Na entrega de boletins da escola, Pamela foi chamada para uma conversa em particular. “Eu já estava esperando o pior sobre o que ouviria”, comenta a mãe, ainda muito marcada pelo comportamento anterior da filha. Quando começaram os elogios, Pamela não conteve a emoção. “Eu saí de lá em lágrimas pelo relato da professora, não parecia nada com a minha filha… ela se transformou.”

O boletim de Lavínia a rendeu um grau na faixa — um grau que ela pode perder se não se comportar (Foto: Acervo Pessoal)

O sucesso da transformação da filha, segundo Pamela, é muito devido ao trabalho do instrutor Tales Gabriel Perfeito. “As crianças respeitam muito ele”, comenta. “Toda academia precisava de um Tales.”

No tatame, a pequena entendeu os limites que os pais não conseguiam dar. “A gente não quer que eles sofram… mas não é sofrimento, é um mal necessário. Eu não posso tirar ela de baixo do oponente, ela tem que sair sozinha”, explica. “E o jiu-jitsu mostrou para ela que ela consegue.”

Dedicação pela saúde mental

Ele é mecânico e síndico de um condomínio de 70 apartamentos. O estresse é uma companhia constante na vida de Fábio Cardoso, de 44 anos. O técnico em mecânica industrial hoje tem dificuldade de acreditar que viveu isso, mas houve um ponto em que realmente pensou em tirar a própria vida.
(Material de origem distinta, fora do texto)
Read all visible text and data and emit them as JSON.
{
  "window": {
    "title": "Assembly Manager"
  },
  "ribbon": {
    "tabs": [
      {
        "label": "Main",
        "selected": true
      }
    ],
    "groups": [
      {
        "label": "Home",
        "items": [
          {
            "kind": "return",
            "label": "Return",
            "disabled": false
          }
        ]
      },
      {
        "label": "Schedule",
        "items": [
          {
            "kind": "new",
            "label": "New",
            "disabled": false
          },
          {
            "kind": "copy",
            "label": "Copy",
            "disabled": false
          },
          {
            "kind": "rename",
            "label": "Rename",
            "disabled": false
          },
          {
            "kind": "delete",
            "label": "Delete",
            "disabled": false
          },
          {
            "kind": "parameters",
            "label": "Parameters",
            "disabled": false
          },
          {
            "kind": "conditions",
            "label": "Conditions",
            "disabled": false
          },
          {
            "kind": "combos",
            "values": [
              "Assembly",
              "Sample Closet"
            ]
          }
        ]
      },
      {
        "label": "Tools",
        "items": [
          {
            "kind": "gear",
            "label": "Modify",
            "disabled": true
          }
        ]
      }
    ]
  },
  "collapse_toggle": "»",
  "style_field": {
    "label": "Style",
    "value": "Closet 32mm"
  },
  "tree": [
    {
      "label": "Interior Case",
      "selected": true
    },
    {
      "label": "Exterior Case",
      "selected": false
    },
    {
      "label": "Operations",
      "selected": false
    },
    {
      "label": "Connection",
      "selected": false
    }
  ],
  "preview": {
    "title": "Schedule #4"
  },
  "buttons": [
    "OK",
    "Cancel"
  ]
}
“Minha família é minha base, minha fortaleza”, expressa o atleta (Foto: Acervo Pessoal)

Fábio é casado e pai de uma criança. Diagnosticado com Transtorno Bipolar, o tratamento contínuo estava somado aos remédios para depressão. Quatro comprimidos por dia, que não eram capazes de segurar suas explosões de raiva.
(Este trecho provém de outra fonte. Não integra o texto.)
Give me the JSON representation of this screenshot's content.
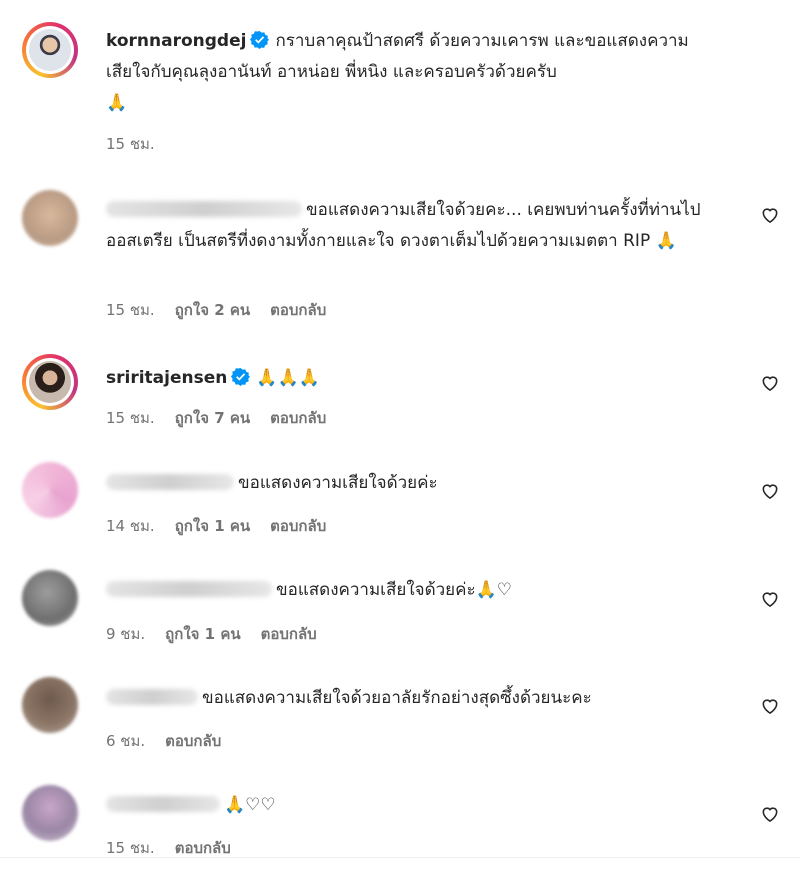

Preocupado com a situação, seu vice-sindíco o convidou para começar no jiu-jitsu. “Eu não queria, achava muita agarração, era estranho”, comenta o mecânico.

Com a insistência, aceitou tentar. Fábio, com 1,78 m de altura, estava com 127 kg. Na primeira aula, ouviu a introdução de Bobzão, aprendeu uma primeira técnica e foi desafiado a segurar o instrutor por três segundos. Por cinco minutos, Bobzão apenas se defenderia.

“Eu não aguentei dois minutos”, conta. Fábio saiu da aula prometendo revidar. No trajeto para casa, enviou um áudio de WhatsApp para o vice-síndico, repetindo a promessa. “Desde então eu nunca mais parei de treinar”, sorri.

No primeiro campeonato, Fábio ganhou double gold, categoria e absoluto (Foto: Acervo Pessoal)

“Eu era um cara totalmente explosivo, sem diálogo e sem foco”, detalha. Esse comportamento tóxico impactava no trabalho e na relação com a família, que se deteriorava dia após dia.

Pouco tempo depois, Fábio estava com o humor diferente e havia emagrecido. “O médico me perguntou o que eu estava fazendo”, conta. “Jiu-jitsu”, respondeu. Recebeu alta de duas das quatro medicações.

O treino e a comunidade ao redor da prática inspiraram Fábio a melhorar e se dedicar. Agora, dois anos depois daquele primeiro treino, ele tem diversas vitórias em competições, está com 97 kg e carrega a faixa azul com um sorriso.

Fábio recebeu a faixa azul este ano (Foto: Acervo Pessoal)

O que mais o impacta, porém, é a diferença que o jiu-jitsu fez em sua vida pessoal. “O jiu fez eu querer ser a minha melhor versão”, explica Fábio. “Hoje, por exemplo, eu não quero dar o melhor presente pra minha filha, quero ser o melhor presente para ela.”

“Por causa do jiu-jitsu, eu me reaproximei de Deus e da minha família”, diz. Segundo ele, todos deveriam praticar alguma arte marcial. “Quando tu colocar um kimono, tua vida vai mudar.”

A próxima meta de Fábio é conseguir segurar Bobzão na posição “100 kg” por três segundos (Foto: Rodrigo Westphalen)

NOTA: No dia de publicação desta matéria, Giovani Goulart foi chamado para a cirurgia de transplante de rins.